How did it come about that Freddie and Neil were reunited? Neidich shrugged. "You know people who know people," she said.

- Terese Loeb Kreuzer


Bits & Bytes
Jacob Krumgalz, owner of the Blue Planet Grill at 120 Greenwich St. The restaurant is in a building just purchased by Joe Sitt for $35.5 million. (Photo: Terese Loeb Kreuzer)

"ZIP Codes of the Super Rich,", 7/3/14. An article in looks at "the neighborhoods across America where housing values have reached stratospheric prices." Tribeca is only No. 9 on the list, outpaced by several neighborhoods in California, the Boston Prudential Center, Fisher Island in Miami Beach/Fort Lauderdale, and Sagaponack in the Hamptons. But Lower Manhattan does have the distinction of having New York City's most expensive listing, a three-unit penthouse at the Ritz-Carlton, Battery Park "at a nearly surreal $118.5 million, or about $7,600 per square foot," says the article. "In some cases, wealthy homeowners aren't even living in these investment properties, which serve as a new class of assets that are outpacing gains in even the booming stock market." For the complete article, click here.

"Ellis Island gets rehabbed for public tours," Crain's New York Business, 7/6/14. "For decades, tourists to Ellis Island have been barred from visiting the enormous south-side hospital complex, where immigrants were screened and treated for infectious diseases and other ailments," says Crain's New York Business. "But Save Ellis Island, a small nonprofit charged with rehabilitating those 30 buildings and providing education programs, is hoping to lead tours there for the general public by the end of this summer.

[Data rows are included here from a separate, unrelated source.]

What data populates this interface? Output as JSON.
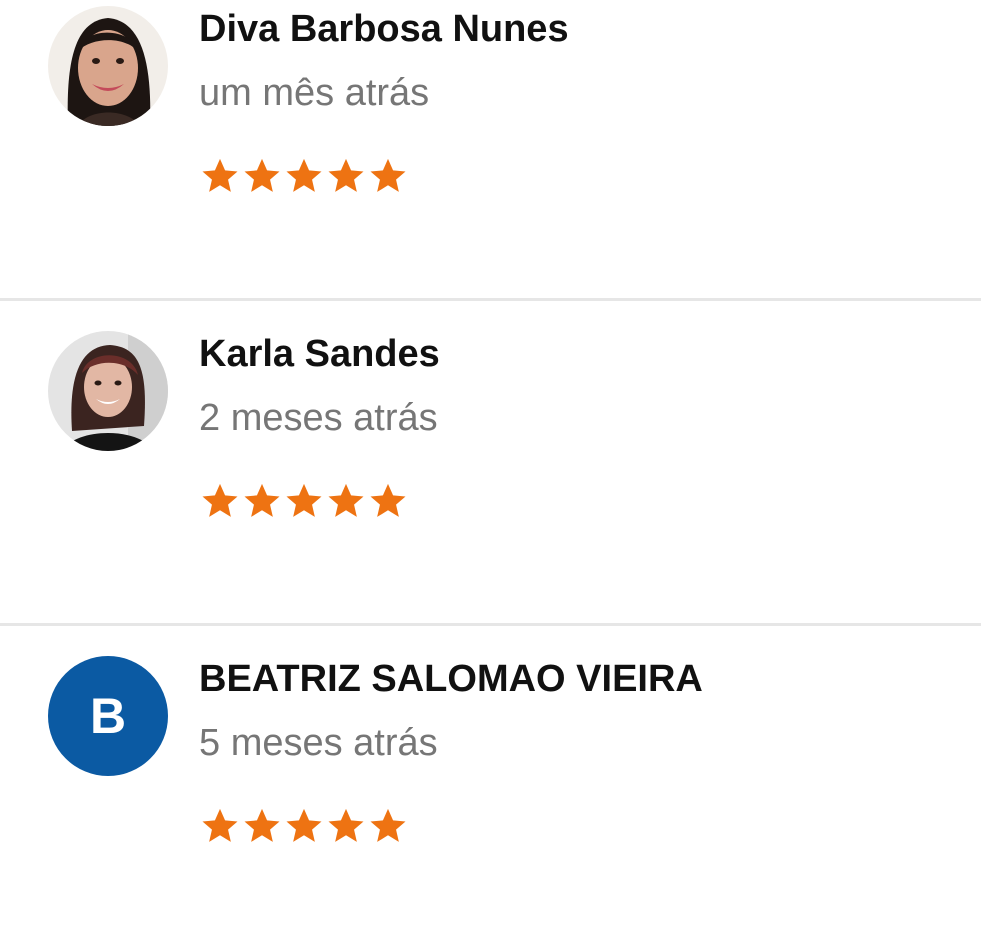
{
  "reviews": [
    {
      "name": "Diva Barbosa Nunes",
      "time": "um mês atrás",
      "rating": 5,
      "avatar": {
        "type": "photo",
        "icon": "user-photo"
      }
    },
    {
      "name": "Karla Sandes",
      "time": "2 meses atrás",
      "rating": 5,
      "avatar": {
        "type": "photo",
        "icon": "user-photo"
      }
    },
    {
      "name": "BEATRIZ SALOMAO VIEIRA",
      "time": "5 meses atrás",
      "rating": 5,
      "avatar": {
        "type": "initial",
        "letter": "B",
        "color": "#0b5aa3"
      }
    }
  ],
  "colors": {
    "star": "#ee7312",
    "name": "#111111",
    "time": "#767676",
    "divider": "#e6e6e6"
  }
}
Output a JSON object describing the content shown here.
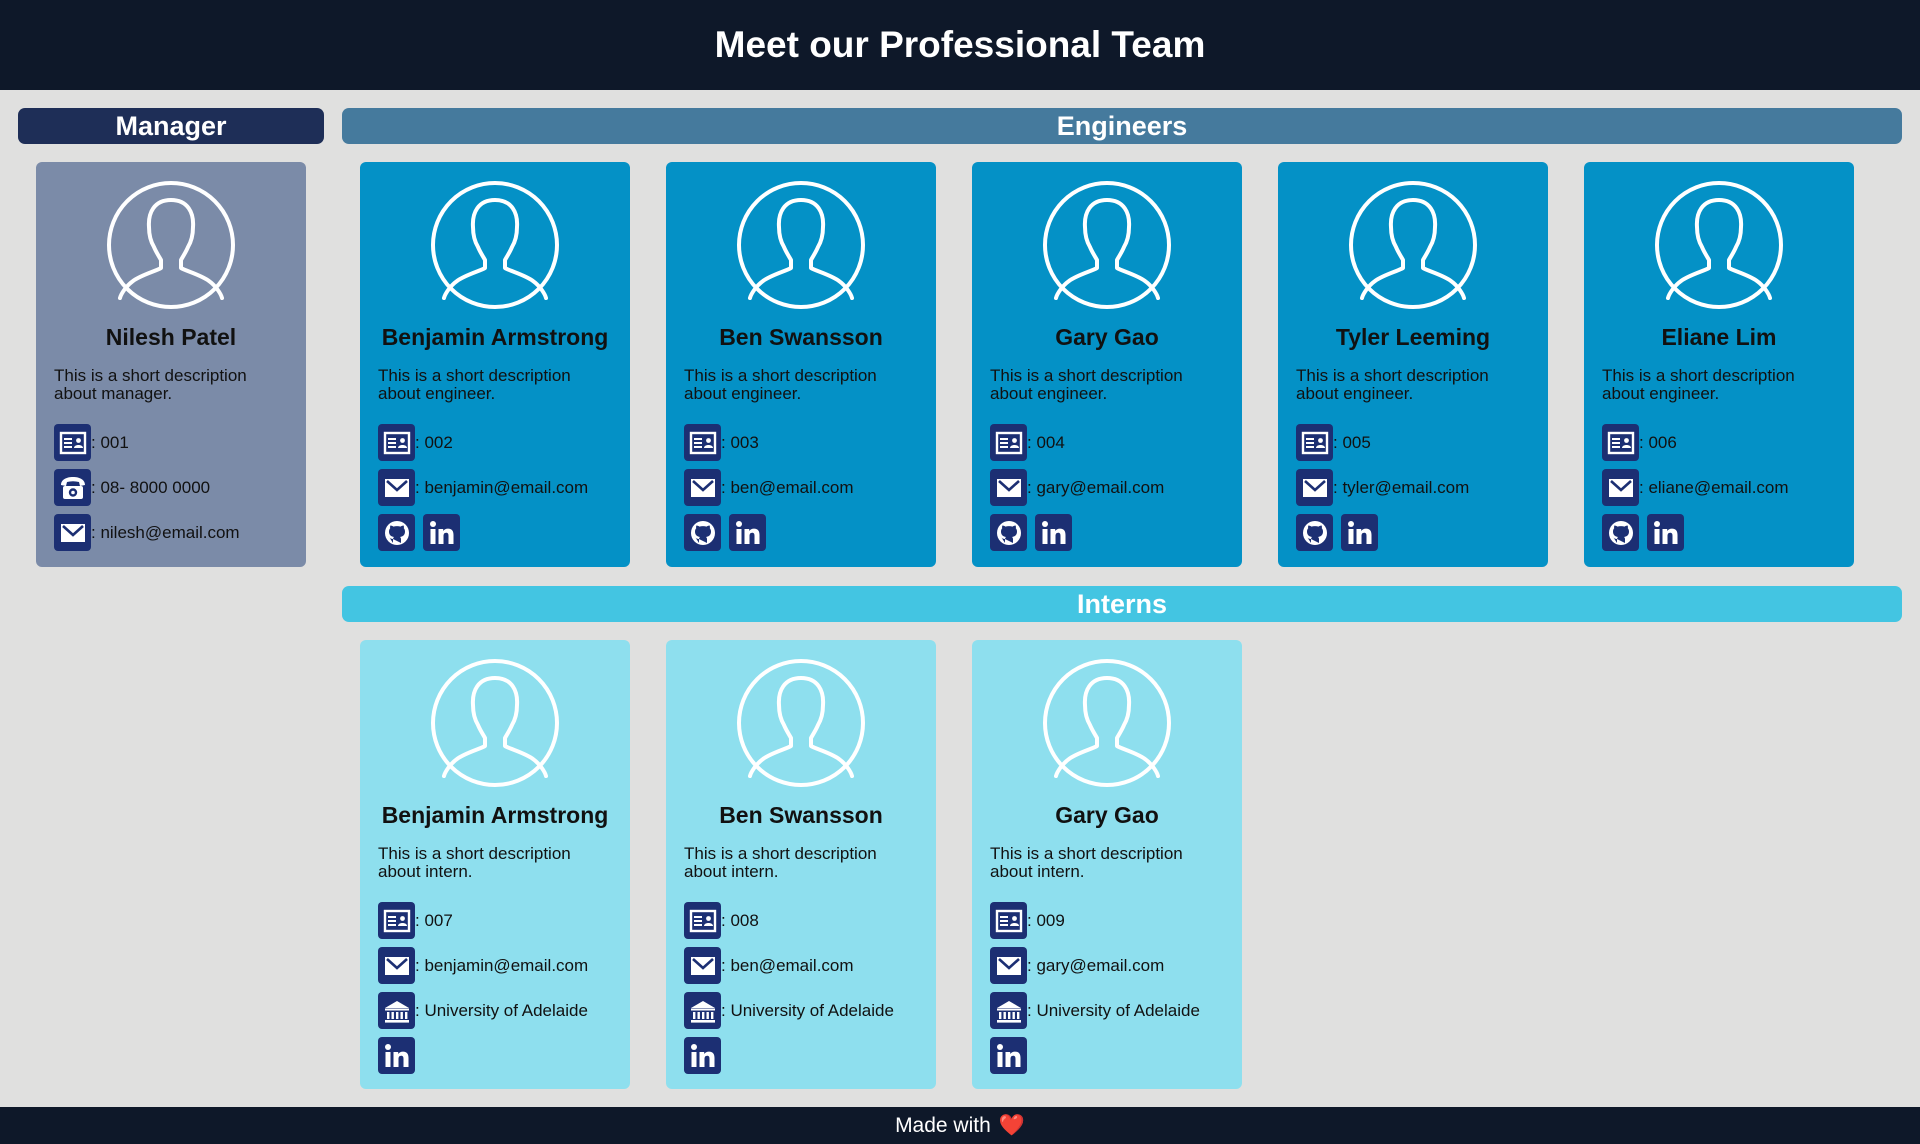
{
  "page_title": "Meet our Professional Team",
  "footer": {
    "text": "Made with",
    "heart": "❤️"
  },
  "colors": {
    "header_bg": "#0e1829",
    "manager_bar": "#1e2e57",
    "engineers_bar": "#457a9d",
    "interns_bar": "#43c5e2",
    "manager_card": "#7b8ba8",
    "engineer_card": "#0491c6",
    "intern_card": "#8edfee",
    "icon_bg": "#1c2f73"
  },
  "sections": {
    "manager": "Manager",
    "engineers": "Engineers",
    "interns": "Interns"
  },
  "manager": {
    "name": "Nilesh Patel",
    "desc": "This is a short description about manager.",
    "id": ": 001",
    "phone": ": 08- 8000 0000",
    "email": ": nilesh@email.com"
  },
  "engineers": [
    {
      "name": "Benjamin Armstrong",
      "desc": "This is a short description about engineer.",
      "id": ": 002",
      "email": ": benjamin@email.com"
    },
    {
      "name": "Ben Swansson",
      "desc": "This is a short description about engineer.",
      "id": ": 003",
      "email": ": ben@email.com"
    },
    {
      "name": "Gary Gao",
      "desc": "This is a short description about engineer.",
      "id": ": 004",
      "email": ": gary@email.com"
    },
    {
      "name": "Tyler Leeming",
      "desc": "This is a short description about engineer.",
      "id": ": 005",
      "email": ": tyler@email.com"
    },
    {
      "name": "Eliane Lim",
      "desc": "This is a short description about engineer.",
      "id": ": 006",
      "email": ": eliane@email.com"
    }
  ],
  "interns": [
    {
      "name": "Benjamin Armstrong",
      "desc": "This is a short description about intern.",
      "id": ": 007",
      "email": ": benjamin@email.com",
      "school": ": University of Adelaide"
    },
    {
      "name": "Ben Swansson",
      "desc": "This is a short description about intern.",
      "id": ": 008",
      "email": ": ben@email.com",
      "school": ": University of Adelaide"
    },
    {
      "name": "Gary Gao",
      "desc": "This is a short description about intern.",
      "id": ": 009",
      "email": ": gary@email.com",
      "school": ": University of Adelaide"
    }
  ]
}
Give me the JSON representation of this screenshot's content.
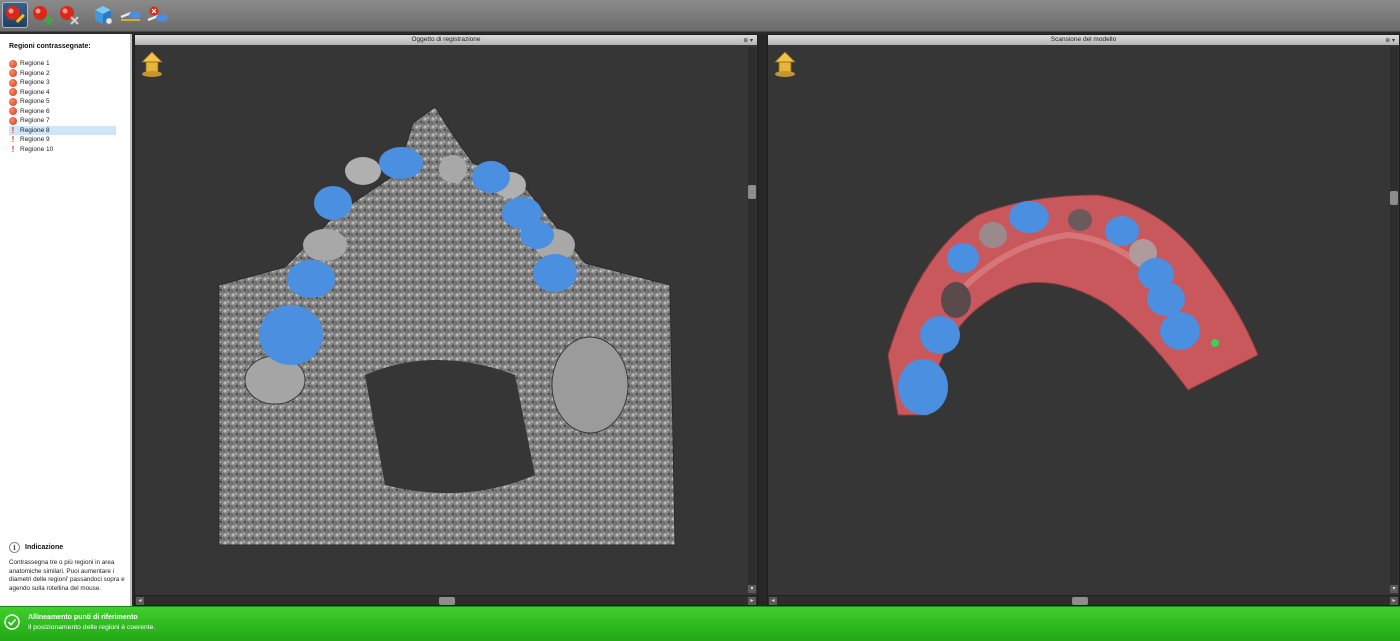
{
  "toolbar": {
    "buttons": [
      {
        "name": "mark-region-tool",
        "active": true
      },
      {
        "name": "add-region-tool",
        "active": false
      },
      {
        "name": "remove-region-tool",
        "active": false
      },
      {
        "name": "3d-view-tool",
        "active": false
      },
      {
        "name": "align-tool",
        "active": false
      },
      {
        "name": "reset-align-tool",
        "active": false
      }
    ]
  },
  "sidebar": {
    "title": "Regioni contrassegnate:",
    "regions": [
      {
        "label": "Regione 1",
        "status": "done"
      },
      {
        "label": "Regione 2",
        "status": "done"
      },
      {
        "label": "Regione 3",
        "status": "done"
      },
      {
        "label": "Regione 4",
        "status": "done"
      },
      {
        "label": "Regione 5",
        "status": "done"
      },
      {
        "label": "Regione 6",
        "status": "done"
      },
      {
        "label": "Regione 7",
        "status": "done"
      },
      {
        "label": "Regione 8",
        "status": "todo",
        "selected": true
      },
      {
        "label": "Regione 9",
        "status": "todo"
      },
      {
        "label": "Regione 10",
        "status": "todo"
      }
    ],
    "hint": {
      "title": "Indicazione",
      "text": "Contrassegna tre o più regioni in area anatomiche similari. Puoi aumentare i diametri delle regioni' passandoci sopra e agendo sulla rotellina del mouse."
    }
  },
  "viewports": {
    "left": {
      "title": "Oggetto di registrazione"
    },
    "right": {
      "title": "Scansione del modello"
    },
    "control_glyph": "⊕ ▾"
  },
  "status": {
    "title": "Allineamento punti di riferimento",
    "message": "Il posizionamento delle regioni è coerente.",
    "color": "#2dbb1e"
  },
  "colors": {
    "region_marker": "#4a8fe0",
    "scan_tissue": "#c85a5e",
    "ct_bone": "#8a8a8a"
  }
}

The initiative will start out as a modest pilot program, with a limited number of available tickets. It is, however, a big step toward increasing tourism to an island that is largely in the shadow of its more popular neighbor, the Statue of Liberty. In late May, the island's first-ever commercial tenant [Statue Cruises] moved into the hospital complex, providing critical cash to help with the renovation process. Such an enterprise could become a model for future funding." For the complete article, click here.

"Shopper alert: Downtown is getting back to business," Crain's New York Business, 7/7/14. Everything's coming up roses in Lower Manhattan, according to Crain's New York Business. "During the course of the next year, 635,000 square feet of retail space will open, to be followed by another 200,000 square feet of shops by late 2016. All told, it is one of the largest additions to the retail landscape in the city's history," says Crain's. "Those who recently have inked leases range from venerable names as Tiffany & Co. to obscure Cambodian eatery Num Pang. Saks Fifth Avenue is said to be closing a deal as well. All are eager to serve not just throngs of tourists and the area's growing office population-which now includes hundreds of tech and media companies-but also the swelling residential population. The Downtown Alliance estimated there are now 61,000 people living in lower Manhattan. What's more, they have an average household income of $204,000, more than double the citywide average. Meanwhile, in excess of 11.5 million visitors are expected to flood the area this year. Some will stay in downtown's 18 hotels, a number expected to double in the next two years." For the complete article, click here.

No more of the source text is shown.